Ia mengusulkan untuk mengubah cara penyusunan soal tes bahasa Inggris, alih-alih hanya mengklasifikasikan siswa berdasarkan tingkat kesulitan atau kemudahan menjawab pertanyaan, perlu difokuskan pada penilaian kemampuan menggunakan bahasa asing dalam praktik. Untuk itu, soal-soal tes perlu diteliti secara cermat, diuji secara luas, dan dirujuk pada kerangka kompetensi internasional.
Pustaka soal ujian juga harus terus diperbarui ke arah ini, menghindari perancangan soal ujian yang hanya berdasarkan perasaan subjektif dari sekelompok ahli tertentu. "Soal ujian harus menjadi alat untuk membantu siswa memahami posisi mereka dalam perjalanan belajar bahasa, bukan kompetisi kuis," tegasnya.
"Ada masalah dengan tes tersebut"
Dr. Nguyen Thi Thu Huyen - seorang ahli pendidikan dwibahasa dan internasional - percaya bahwa perdebatan saat ini tentang ujian kelulusan sekolah menengah seharusnya tidak berputar pada apakah ujian tersebut "baik" atau "buruk". Menurutnya, itu adalah cara emosional untuk menilainya, tanpa dasar akademis.
"Di dunia akademis, tidak ada kriteria seperti 'tes yang baik'. Penilaian yang baik harus secara akurat mengukur kapasitas yang dibutuhkan, stabil, adil, transparan, memotivasi pembelajaran, dan terkait dengan proses pengajaran dan pembelajaran," tegasnya. Dibandingkan dengan kriteria tersebut, tes Bahasa Inggris tahun ini memiliki banyak masalah.
Dia menjelaskan bahwa program pendidikan umum hanya mengharuskan siswa mencapai level B1, sementara ujian memiliki banyak konten di level C1 - seperti bacaan tentang pertanian proyek dan greenwashing - yang keduanya panjang dan menantang.
"Sekitar 30-35% konten di level C1 berada di luar persyaratan," katanya. Hal ini menyebabkan ketidakadilan, terutama bagi siswa sekolah negeri yang belajar sesuai kurikulum standar, sementara guru hanya mengajar di level B1-B2. "Jika guru belum mencapai level C1, bagaimana siswa bisa mengikuti ujian ini?", tanyanya.
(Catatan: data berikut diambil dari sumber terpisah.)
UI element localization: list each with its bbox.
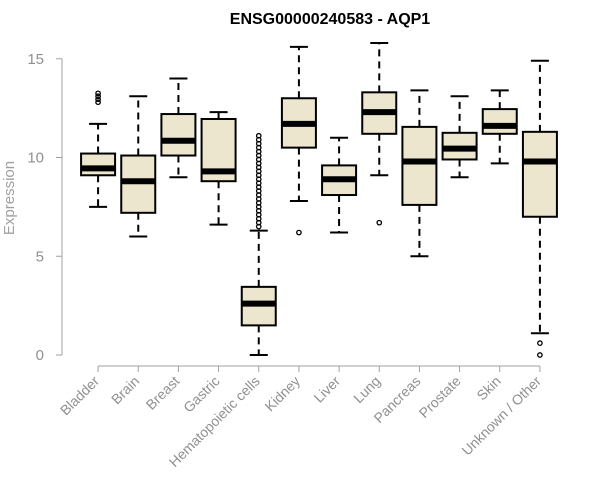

Selain itu, perbedaan antara contoh soal dan ujian sebenarnya membuat siswa dan guru mempersiapkan diri ke arah yang salah. Di media sosial, ia hanya melihat tanggapan yang membingungkan dan putus asa, alih-alih inspirasi untuk belajar. Ujian tersebut juga tidak mencerminkan realitas pengajaran, karena sebagian besar sekolah menengah atas tidak memiliki kondisi untuk mengakses level C1.
Menurut Dr. Huyen, untuk meningkatkan kualitas soal ujian, hal terpenting bukanlah memulai dari teknik pembuatan soal, tetapi memulai dari cara berpikir evaluatif. Dan terutama, setiap soal ujian perlu diuji dan dievaluasi dalam skala besar sebelum diterapkan secara resmi.
Mengukur kemampuan siswa dengan benar
MSc. Nguyen Thuy Vuong Khanh - Direktur Pusat Penerimaan Mahasiswa di Sekolah Tinggi Ekonomi Kota Ho Chi Minh - menganalisis bahwa masalahnya bukan terletak pada mengejar nilai atau prestasi, tetapi pada kenyataannya, selama bertahun-tahun, nilai telah dianggap sebagai "ukuran kemampuan siswa". Seorang siswa yang mendapat 6 poin dapat langsung dicap sebagai "siswa yang kurang mampu" atau "tidak kompeten".
Oleh karena itu, yang penting bukanlah membuat tes menjadi sulit atau mudah, tetapi memastikan bahwa tes tersebut benar-benar mengukur kemampuan siswa, membantu mereka memahami di mana posisi mereka, jalur mana yang sesuai untuk mereka - universitas, pelatihan kejuruan, atau arah lain - tanpa jatuh ke dalam keadaan ragu-ragu dan kebingungan.